4 Não é falta de caridade,
é compreensão do dever. Temos um programa de trabalho muito sério, no
capítulo da evangelização e do socorro, não podemos abusar da concessão
de nossos maiores na Espiritualidade Superior. 5
Quem aceita um compromisso não vive sem contas. Por muito que vocês
amem a alguma entidade ociosa ou irônica, não endossem os abusos dela.

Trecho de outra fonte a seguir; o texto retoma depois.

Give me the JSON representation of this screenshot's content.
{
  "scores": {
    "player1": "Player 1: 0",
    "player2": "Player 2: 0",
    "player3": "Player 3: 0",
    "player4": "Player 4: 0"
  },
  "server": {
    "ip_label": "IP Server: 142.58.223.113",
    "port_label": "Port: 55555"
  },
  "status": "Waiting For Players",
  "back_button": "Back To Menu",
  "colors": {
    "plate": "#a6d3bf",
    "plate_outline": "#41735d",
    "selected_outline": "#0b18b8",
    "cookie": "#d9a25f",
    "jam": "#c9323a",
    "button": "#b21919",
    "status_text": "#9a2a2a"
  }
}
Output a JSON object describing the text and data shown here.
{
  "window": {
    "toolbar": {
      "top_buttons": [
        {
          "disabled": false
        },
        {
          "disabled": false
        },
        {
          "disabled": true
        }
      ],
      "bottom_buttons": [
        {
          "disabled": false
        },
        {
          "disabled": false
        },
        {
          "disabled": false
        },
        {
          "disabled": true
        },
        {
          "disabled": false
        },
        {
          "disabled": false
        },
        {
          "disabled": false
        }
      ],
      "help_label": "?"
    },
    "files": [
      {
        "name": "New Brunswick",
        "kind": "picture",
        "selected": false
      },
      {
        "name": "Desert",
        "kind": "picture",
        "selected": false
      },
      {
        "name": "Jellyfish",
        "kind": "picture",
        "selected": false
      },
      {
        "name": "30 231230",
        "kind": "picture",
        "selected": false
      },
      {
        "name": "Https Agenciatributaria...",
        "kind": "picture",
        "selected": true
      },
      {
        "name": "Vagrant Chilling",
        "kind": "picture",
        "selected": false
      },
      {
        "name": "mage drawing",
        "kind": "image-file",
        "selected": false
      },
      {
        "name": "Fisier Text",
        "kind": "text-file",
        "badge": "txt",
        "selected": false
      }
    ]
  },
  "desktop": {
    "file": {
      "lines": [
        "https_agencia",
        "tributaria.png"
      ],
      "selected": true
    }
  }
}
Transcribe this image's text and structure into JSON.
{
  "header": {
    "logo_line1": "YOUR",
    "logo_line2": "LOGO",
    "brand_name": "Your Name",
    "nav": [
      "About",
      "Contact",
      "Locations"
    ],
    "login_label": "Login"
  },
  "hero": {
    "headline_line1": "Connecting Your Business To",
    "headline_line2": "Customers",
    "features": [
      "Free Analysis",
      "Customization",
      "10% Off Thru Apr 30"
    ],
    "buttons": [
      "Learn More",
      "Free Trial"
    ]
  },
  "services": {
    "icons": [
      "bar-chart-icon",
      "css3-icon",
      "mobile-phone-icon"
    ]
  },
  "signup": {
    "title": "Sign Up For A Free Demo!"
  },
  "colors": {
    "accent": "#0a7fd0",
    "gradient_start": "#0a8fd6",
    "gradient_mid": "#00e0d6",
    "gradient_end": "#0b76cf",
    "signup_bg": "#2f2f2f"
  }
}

Ajudem-na de maneira individual, quando disponham de tempo e possibilidades
para isso. 6 Não arrastem
o grupo a dificuldades. Não se esqueçam de que existem determinados
núcleos de tarefa para os surdos e cegos voluntários.
7 Vieira e o colega fizeram-se
palidíssimos, não respondendo palavra.
Quando o orientador se afastou, sereno e ativo, Vieira explicou, desapontado:
— Recebemos uma admoestação justa.
8 E porque visse nosso desejo
de aprender, prosseguiu, atencioso:
— Infelizmente, Hildegardo e eu temos alguns parentes desencarnados
em dolorosas condições espirituais. Na reunião passada, trouxemos meu
tio Hilário e o primo Carlos, embora soubéssemos que ambos não se encontram
preparados para reflexões sérias, pelo desrespeito às leis divinas em
que se movimentam, nos ambientes inferiores. 9
Manifestaram-se ambos, porém, tão desejosos de renovação, que ouvimos,
acima de tudo, a simpatia pessoal, esquecendo a necessidade de preparação
conveniente. 10 Vieram
conosco, sentaram-se entre os ouvintes numerosos. Mas, em meio dos estudos
evangélicos, tentaram assaltar as faculdades mediúnicas da irmã Isabel,
para transmissão de uma mensagem de teor menos edificante. Sentindo-lhe
a vigilância e surpreendidos pelos cooperadores desta santificada oficina,
revoltaram-se, estabelecendo grande distúrbio. 11
Não fossem as barreiras magnéticas do serviço de guarda, teriam causado
males muito sérios. Assim, a reunião foi menos frutuosa, pela grande
perda de tempo. Ora, naturalmente, fomos responsabilizados…
— Meu Deus! — Exclamou Vicente, admirado, — quanta lição nova!
12 — Ah! Sim, meu
amigo, — tornou Vieira, resignado, — aqui não devemos abusar tanto do
amor, como no Círculo carnal! Ninguém está impedido de ajudar, querer
bem, interceder; todos podemos auxiliar os que amamos, com os recursos
que nos sejam próprios, mas a palavra “dever” tem aqui uma significação
positiva para quem deseje caminhar sinceramente para Deus.